Playing professional baseball is not a guaranteed predictor of success for NFL quarterbacks, or Chris Weinke would have been to many Pro Bowls.
But there’s something about Seahawks quarterback Russell Wilson that make it obvious that he learned from baseball, even if he didn’t succeed at it.
He was a hit on the football field Sunday night, leading an efficient 42-13 thrashing of the 49ers to clinch a playoff berth. Wilson completed 15-of-21 passes for 171 yards and four touchdowns, with one interception.
To watch him, you’d wonder if he had ever been bad at anything. But he had plenty of experience during his time on the diamond.
In his final year in the minors, he struck out 82 times in 236 plate appearances, hitting a meager .228. But there’s a quality about his game now that shows he learned the lesson from baseball, namely the perpetual quality of the game. You swing, you miss, you come back the next day, you take another hack.
Wilson’s not being asked to do the things other quarterbacks are doing. But over the course of this season, you can tell Wilson is learning more and more, getting better in small increments.
That sounds obvious, but it’s a process that takes incredible maturity in a sport where quarterbacks are conditioned to success, and often not used to ever having failed when they get to the NFL.
Wilson has struggled. He’s pushed through. And the Seahawks are enjoying the lessons learned now.
Here are five more things we learned during Sunday Night Football:
1. There are folks who prefer head coaches with a defensive background, because at a philosophical level, defensive coaches are problem solvers while offensive coaches are problem creators.
In the case of 49ers coach Jim Harbaugh, the former quarterback made things more difficult on himself than they had to be.
Running back Frank Gore had five carries for 10 yards in the first half. The first number is far more important than the second. Any plan built to play the Seahawks defense in the rain in their own stadium that only features five attempts by one of the league’s top backs was a bad plan.
It’s just football. It doesn’t have to be that hard.
2. That said, it’s getting harder and harder for defensive players to know what they’re supposed to do.
Chancellor hit Davis in the chest. With his shoulder pads. Hard.
The flag is doubtless a result of an “err on the side of caution,” approach by the refs, which they’ve been told to employ in the name of player safety.
But those rules were incorrectly applied this time, and Chancellor was flagged because his hit was too good, and sounded too big.
3. There are more exciting open-field running backs than Marshawn Lynch.
But I am not sure how many I’d prefer if I had to have a short-yardage conversion.
Lynch is one of the most efficient backs in the league, because he truly believes the shortest distance between two points is a straight line. Whether there are opponents in that path matters not.
4. Overreacting to the 49ers loss this week will be as wrong as overreacting to last week’s win over the Patriots.
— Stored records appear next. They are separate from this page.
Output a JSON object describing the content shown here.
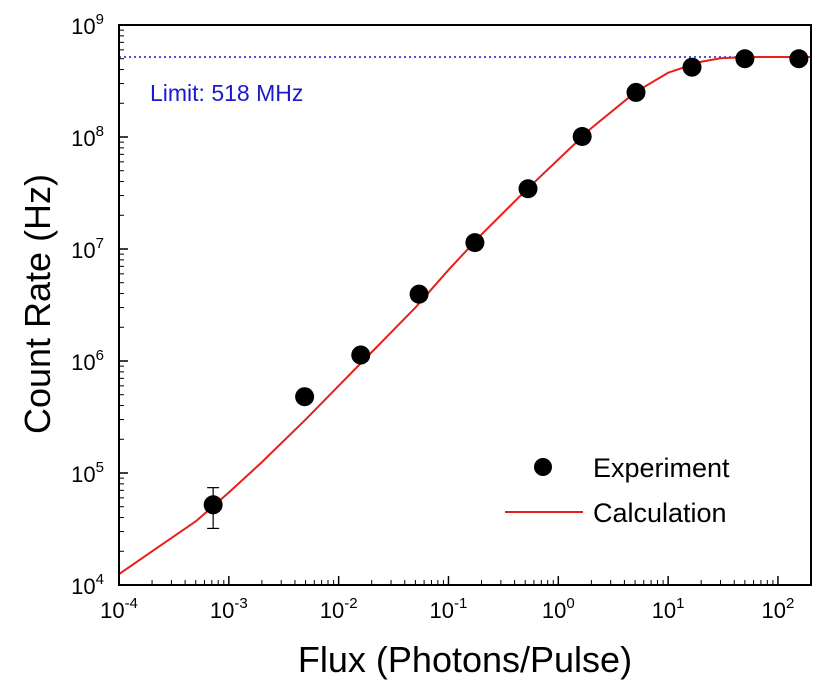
{
  "chart_data": {
    "type": "scatter",
    "title": "",
    "xlabel": "Flux (Photons/Pulse)",
    "ylabel": "Count Rate (Hz)",
    "x_scale": "log",
    "y_scale": "log",
    "xlim": [
      0.0001,
      200
    ],
    "ylim": [
      10000,
      1000000000
    ],
    "x_ticks": [
      {
        "value": 0.0001,
        "base": "10",
        "exp": "-4"
      },
      {
        "value": 0.001,
        "base": "10",
        "exp": "-3"
      },
      {
        "value": 0.01,
        "base": "10",
        "exp": "-2"
      },
      {
        "value": 0.1,
        "base": "10",
        "exp": "-1"
      },
      {
        "value": 1,
        "base": "10",
        "exp": "0"
      },
      {
        "value": 10,
        "base": "10",
        "exp": "1"
      },
      {
        "value": 100,
        "base": "10",
        "exp": "2"
      }
    ],
    "y_ticks": [
      {
        "value": 10000,
        "base": "10",
        "exp": "4"
      },
      {
        "value": 100000,
        "base": "10",
        "exp": "5"
      },
      {
        "value": 1000000,
        "base": "10",
        "exp": "6"
      },
      {
        "value": 10000000,
        "base": "10",
        "exp": "7"
      },
      {
        "value": 100000000,
        "base": "10",
        "exp": "8"
      },
      {
        "value": 1000000000,
        "base": "10",
        "exp": "9"
      }
    ],
    "grid": false,
    "legend_position": "bottom-right",
    "limit": {
      "value": 518000000,
      "label": "Limit: 518 MHz",
      "color": "#1a1acc"
    },
    "series": [
      {
        "name": "Experiment",
        "kind": "scatter",
        "color": "#000000",
        "points": [
          {
            "x": 0.00072,
            "y": 52000,
            "err_low": 32000,
            "err_high": 74000
          },
          {
            "x": 0.0049,
            "y": 480000
          },
          {
            "x": 0.0159,
            "y": 1130000
          },
          {
            "x": 0.054,
            "y": 3950000
          },
          {
            "x": 0.174,
            "y": 11400000
          },
          {
            "x": 0.53,
            "y": 34500000
          },
          {
            "x": 1.65,
            "y": 101000000
          },
          {
            "x": 5.1,
            "y": 250000000
          },
          {
            "x": 16.5,
            "y": 420000000
          },
          {
            "x": 50,
            "y": 500000000
          },
          {
            "x": 155,
            "y": 500000000
          }
        ]
      },
      {
        "name": "Calculation",
        "kind": "line",
        "color": "#e8201a",
        "points": [
          {
            "x": 0.0001,
            "y": 12500
          },
          {
            "x": 0.0002,
            "y": 20000
          },
          {
            "x": 0.0005,
            "y": 37000
          },
          {
            "x": 0.001,
            "y": 67000
          },
          {
            "x": 0.002,
            "y": 125000
          },
          {
            "x": 0.005,
            "y": 300000
          },
          {
            "x": 0.01,
            "y": 600000
          },
          {
            "x": 0.02,
            "y": 1200000
          },
          {
            "x": 0.05,
            "y": 3000000
          },
          {
            "x": 0.1,
            "y": 6500000
          },
          {
            "x": 0.2,
            "y": 13500000
          },
          {
            "x": 0.5,
            "y": 33000000
          },
          {
            "x": 1,
            "y": 63000000
          },
          {
            "x": 2,
            "y": 120000000
          },
          {
            "x": 5,
            "y": 250000000
          },
          {
            "x": 10,
            "y": 375000000
          },
          {
            "x": 20,
            "y": 470000000
          },
          {
            "x": 30,
            "y": 505000000
          },
          {
            "x": 50,
            "y": 517000000
          },
          {
            "x": 100,
            "y": 518000000
          },
          {
            "x": 200,
            "y": 518000000
          }
        ]
      }
    ]
  }
}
Though they were thrashed soundly, they’re still a dangerous team. But last week’s win, after which many were ready to crown them, featured many troubling signs (like quarterback Colin Kaepernick playing a little loose with the ball, and not fielding snaps cleanly).
The injuries to Davis and wide receiver Mario Manningham (knee) limited and could continue to limit their offense, and for a quarterback who is still learning on the fly, and doesn’t have much to draw on, it’s a hard spot to be in.
5. Any suggestion that 49ers pass-rusher Aldon Smith (19.5 sacks this season, none this week) should have been considered for defensive player of the year honors went out the window the moment defensive tackle Justin Smith left the field last week with an elbow injury, and was confirmed against the Seahawks.
They ran straight at him, and the vacancy Justin Smith left.
Aldon Smith is still very talented, and has to be game-planned for. But without his bodyguard, he’s not nearly as effective.